In late 1998, the company became a wholly owned subsidiary of Nestle S.A., following the latter’s purchase of all of San Miguel Corporation’s equity shareholdings in the company. Today, Nestle produces and markets products, such as Nescafe, Milo, Nido, Nestea,
Maggi, Bear Brand, Nestle and Purina, among others. Its product ranges from coffee, milk, beverages, non-dairy creamer, food, infant nutrition, ice cream and chilled dairy, breakfast cereals, confectionery and pet care.
Miller, despite being in the Philippines for only 5 years, shows a deep understanding of the culture of the Filipino consumer. And with that keen understanding comes even greater success. People are often surprised when he tells them that
Nestle Philippines is the 8th largest
Nestle company in the world. It is also the 6th largest company in the Philippines, with a turnover of a whopping P106 billion.
He also revealed that half of that amount came from product sales with a price range of P5 to P10 pesos. He says that key to their success in this huge market segment is availability, affordability and relevance. “We have to remember that 25 million of our consumers are living on low incomes, and another big factor is the frequency with which people are earning, and we are cognizant of that fact.”
When asked about future plans, Miller says it is precisely because they are currently the industry leader that it becomes more challenging for him to grow the company even more. “To continue growing means that we have to work very closely with the consumer, understand the consumer. We also have to continue bringing more innovations, and that’s very high on my agenda.”

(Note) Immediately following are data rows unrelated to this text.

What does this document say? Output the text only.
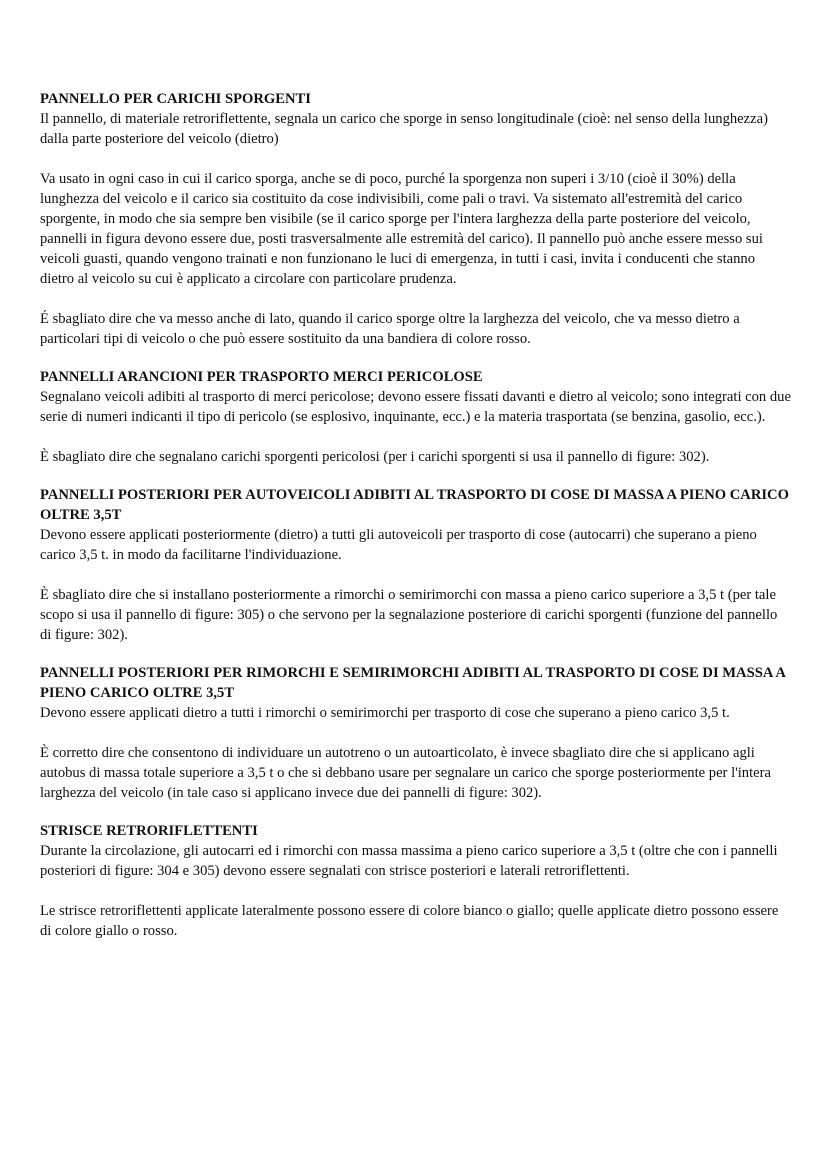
PANNELLO PER CARICHI SPORGENTI

Il pannello, di materiale retroriflettente, segnala un carico che sporge in senso longitudinale (cioè: nel senso della lunghezza) dalla parte posteriore del veicolo (dietro)

Va usato in ogni caso in cui il carico sporga, anche se di poco, purché la sporgenza non superi i 3/10 (cioè il 30%) della lunghezza del veicolo e il carico sia costituito da cose indivisibili, come pali o travi. Va sistemato all'estremità del carico sporgente, in modo che sia sempre ben visibile (se il carico sporge per l'intera larghezza della parte posteriore del veicolo, pannelli in figura devono essere due, posti trasversalmente alle estremità del carico). Il pannello può anche essere messo sui veicoli guasti, quando vengono trainati e non funzionano le luci di emergenza, in tutti i casi, invita i conducenti che stanno dietro al veicolo su cui è applicato a circolare con particolare prudenza.

É sbagliato dire che va messo anche di lato, quando il carico sporge oltre la larghezza del veicolo, che va messo dietro a particolari tipi di veicolo o che può essere sostituito da una bandiera di colore rosso.

PANNELLI ARANCIONI PER TRASPORTO MERCI PERICOLOSE

Segnalano veicoli adibiti al trasporto di merci pericolose; devono essere fissati davanti e dietro al veicolo; sono integrati con due serie di numeri indicanti il tipo di pericolo (se esplosivo, inquinante, ecc.) e la materia trasportata (se benzina, gasolio, ecc.).

È sbagliato dire che segnalano carichi sporgenti pericolosi (per i carichi sporgenti si usa il pannello di figure: 302).

PANNELLI POSTERIORI PER AUTOVEICOLI ADIBITI AL TRASPORTO DI COSE DI MASSA A PIENO CARICO OLTRE 3,5T

Devono essere applicati posteriormente (dietro) a tutti gli autoveicoli per trasporto di cose (autocarri) che superano a pieno carico 3,5 t. in modo da facilitarne l'individuazione.

È sbagliato dire che si installano posteriormente a rimorchi o semirimorchi con massa a pieno carico superiore a 3,5 t (per tale scopo si usa il pannello di figure: 305) o che servono per la segnalazione posteriore di carichi sporgenti (funzione del pannello di figure: 302).

PANNELLI POSTERIORI PER RIMORCHI E SEMIRIMORCHI ADIBITI AL TRASPORTO DI COSE DI MASSA A PIENO CARICO OLTRE 3,5T

Devono essere applicati dietro a tutti i rimorchi o semirimorchi per trasporto di cose che superano a pieno carico 3,5 t.

È corretto dire che consentono di individuare un autotreno o un autoarticolato, è invece sbagliato dire che si applicano agli autobus di massa totale superiore a 3,5 t o che si debbano usare per segnalare un carico che sporge posteriormente per l'intera larghezza del veicolo (in tale caso si applicano invece due dei pannelli di figure: 302).

STRISCE RETRORIFLETTENTI

Durante la circolazione, gli autocarri ed i rimorchi con massa massima a pieno carico superiore a 3,5 t (oltre che con i pannelli posteriori di figure: 304 e 305) devono essere segnalati con strisce posteriori e laterali retroriflettenti.

Le strisce retroriflettenti applicate lateralmente possono essere di colore bianco o giallo; quelle applicate dietro possono essere di colore giallo o rosso.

According to him, their company is now geared towards even better nutrition, health and wellness. He noted that Filipinos have also started to embrace the global trend of being more conscious about healthier choices with their food and beverage, coupled with a healthier lifestyle. It also a lifestyle that he and his family had chosen to take.
This chief executive reveals he wakes up very early in the morning, where he runs around the village block, and participates in marathons whenever he can. He also loves to catch up on reading with his
Kindle whenever his time permits. What is more important he says is “my life, my future, lies in Asia… and my family and I would be very happy if we continued to stay here in the Philippines as well.”